Dermabit Waterproofing industries Co. (DWI) is a manufacturing company that was established in 1982. The company specializes in manufacturing roofing and water proofing membranes. The company has been able to perform well financially over years and leading to its increased capacity to manufacture various types of bituminous membranes. However, the company did not perform well in its financial year that ended in 31 Dec 2009 leading to doubts of its ability to obtain credit to boost its productivity. This study examines the financial statements of Dermabit Waterproofing industries Co and makes recommendation as to whether the company qualifies for funding (Dermabit, 2010).
A balance sheet is a quantitative financial statement of an organization that shows the financial position of DWI Company at a given period. The report shows the assets, the liabilities and the net worth of the stores. The current assets, current liabilities and the statement of the position of the company are all shown. From the balance sheet of DWI Company, it is clear that all these three things are shown in the balance sheet (Wal-Mart Stores, Inc. 2009). The current assets of the Company include cash equivalents, accounts receivables, prepaid expenses and inventories. Each of these current assets has affected the cash management strategies of DWI Company differently. The total current assets increased by 14.7% in 2008 and decreased by 8.87% in 2009. The liabilities of the company also increased by 3.7% in 2008 and increased further by a margin of 27.2% in 2009. The overall net worth increased by 14.35% in 2008 and declined by 38.37% in 2009. The impact of these increases and decreases in the balance sheet totals imply that the company has not been did not perform well for the financial year 2009. This can be seen from the large decline of the net worth of the company by 38% in the 2009 financial year (Dermabit, 2010).
The analysis of the financial ratios of the firm will help the understanding of the financial standing of the organization. From the balance sheet, we can calculate the liquidity ratios. The liquidity ratios are important to the firm since they provide information to the organization about the ability of the organization to meet its short-term financial obligations as they fall due. They are of particular interest to those extending short-term credit to the firm. The two most commonly used ratios are the current ratio and the quick ratio. The current ratio of the organization increased in 2008 (from 1.36 to 1.52) and declined in the financial year 2009 (1.07). A small current ratio is usually important to short term creditors because it reduces risks. Additionally, investors may prefer a small current ratio so that more of the firm's assets are working to grow the business. Due to the small current ratio, the firm is able to obtain funding from shirt term creditors. The quick ratio is also increased and then declined in the three year period from 2007-2009. This means that the liquidity of the firm is quite low (Dermabit, 2010).
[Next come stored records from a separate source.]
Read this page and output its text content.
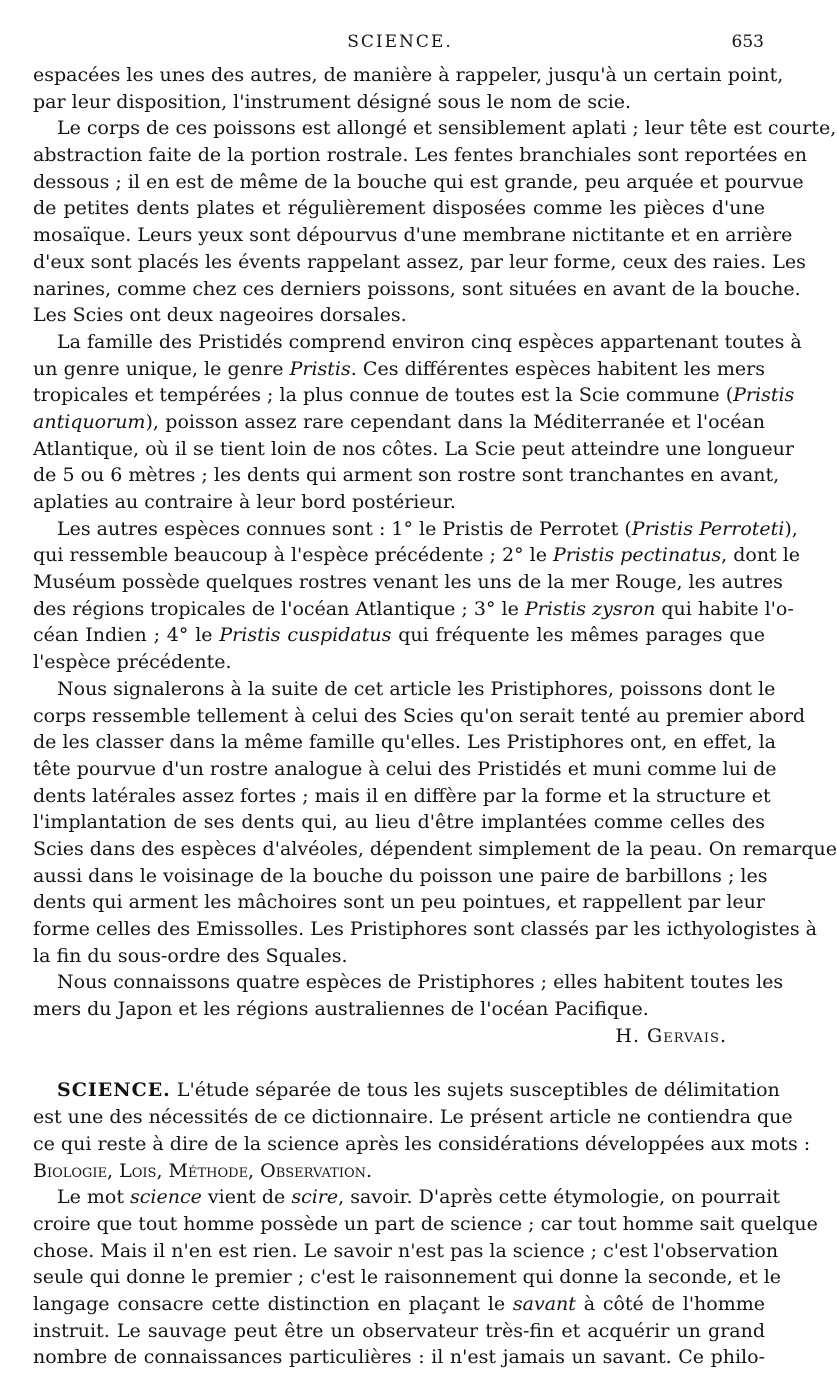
SCIENCE.	653
espacées les unes des autres, de manière à rappeler, jusqu'à un certain point,
par leur disposition, l'instrument désigné sous le nom de scie.
Le corps de ces poissons est allongé et sensiblement aplati ; leur tête est courte,
abstraction faite de la portion rostrale. Les fentes branchiales sont reportées en
dessous ; il en est de même de la bouche qui est grande, peu arquée et pourvue
de petites dents plates et régulièrement disposées comme les pièces d'une
mosaïque. Leurs yeux sont dépourvus d'une membrane nictitante et en arrière
d'eux sont placés les évents rappelant assez, par leur forme, ceux des raies. Les
narines, comme chez ces derniers poissons, sont situées en avant de la bouche.
Les Scies ont deux nageoires dorsales.
La famille des Pristidés comprend environ cinq espèces appartenant toutes à
un genre unique, le genre Pristis. Ces différentes espèces habitent les mers
tropicales et tempérées ; la plus connue de toutes est la Scie commune (Pristis
antiquorum), poisson assez rare cependant dans la Méditerranée et l'océan
Atlantique, où il se tient loin de nos côtes. La Scie peut atteindre une longueur
de 5 ou 6 mètres ; les dents qui arment son rostre sont tranchantes en avant,
aplaties au contraire à leur bord postérieur.
Les autres espèces connues sont : 1° le Pristis de Perrotet (Pristis Perroteti),
qui ressemble beaucoup à l'espèce précédente ; 2° le Pristis pectinatus, dont le
Muséum possède quelques rostres venant les uns de la mer Rouge, les autres
des régions tropicales de l'océan Atlantique ; 3° le Pristis zysron qui habite l'o-
céan Indien ; 4° le Pristis cuspidatus qui fréquente les mêmes parages que
l'espèce précédente.
Nous signalerons à la suite de cet article les Pristiphores, poissons dont le
corps ressemble tellement à celui des Scies qu'on serait tenté au premier abord
de les classer dans la même famille qu'elles. Les Pristiphores ont, en effet, la
tête pourvue d'un rostre analogue à celui des Pristidés et muni comme lui de
dents latérales assez fortes ; mais il en diffère par la forme et la structure et
l'implantation de ses dents qui, au lieu d'être implantées comme celles des
Scies dans des espèces d'alvéoles, dépendent simplement de la peau. On remarque
aussi dans le voisinage de la bouche du poisson une paire de barbillons ; les
dents qui arment les mâchoires sont un peu pointues, et rappellent par leur
forme celles des Emissolles. Les Pristiphores sont classés par les icthyologistes à
la fin du sous-ordre des Squales.
Nous connaissons quatre espèces de Pristiphores ; elles habitent toutes les
mers du Japon et les régions australiennes de l'océan Pacifique.
H. Gervais.
SCIENCE. L'étude séparée de tous les sujets susceptibles de délimitation
est une des nécessités de ce dictionnaire. Le présent article ne contiendra que
ce qui reste à dire de la science après les considérations développées aux mots :
Biologie, Lois, Méthode, Observation.
Le mot science vient de scire, savoir. D'après cette étymologie, on pourrait
croire que tout homme possède un part de science ; car tout homme sait quelque
chose. Mais il n'en est rien. Le savoir n'est pas la science ; c'est l'observation
seule qui donne le premier ; c'est le raisonnement qui donne la seconde, et le
langage consacre cette distinction en plaçant le savant à côté de l'homme
instruit. Le sauvage peut être un observateur très-fin et acquérir un grand
nombre de connaissances particulières : il n'est jamais un savant. Ce philo-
The income statement of the organization also depicts similar trends. In financial year that ended 2008, the company increased its cash flows with the same cash flows declining in 2009. For instance, the sales revenues for the manufacturing company rose by 21.25% in 2008 only to decline a year later by 12.6%. The gross profit and the net profit also rose by 17.8% and 20.4% in 2008 and increased further by 170% and 260.7% in 2009 respectively. From the cash flow statements, we can work out the profitability ratios. The return on assets ratio is an important ration that can be utilized by the firm to obtain funding. The return on assets increased significantly from 32.94 in 2007, 36.49 in 2008 and 138.71 in 2009. This indicates that the firm reaping from its invested assets. This increase in assets returns is what contributed to the increase in the sales revenue (Dermabit, 2010).
The analysis of the cash flow statements of the firm reveals that the company has been improving its cash usage through minimization of costs. Cash receivables by the firm reduced by 5.8% in the financial year that ended Dec 2009. The cash paid to suppliers also improved. In the financial year that ended in 31, Dec 2008, the company owed 159,916 to suppliers. However, the company improved on this figure in the 2009 financial year to end up with a surplus of 14,184 that was owed to the company by suppliers. This is a positive step towards in improving the company’s liquidity, performance and growth. Additionally, the better signs of future performance are indicated by the increase in the net cash received by the company from its operations by 379.5%. This led to the improvement in the cash and cash equivalent at DWI Company. Activity ratios indicate that the company is doing well and is able to improve its net sales. Though the liabilities increased, net return on assets set them off leading to the growth in net profit (Dermabit, 2010).
DWI Company is stable and qualifies for a loan following its financial performance analyzed above. Though liabilities have increased, sales and return on assets have increased leading to increased net profit. The company has strong strengths in the return on its invested assets. However, the increase in return on assets is affected by low unstable sales and increasing liabilities, which reduce the gross profit margin.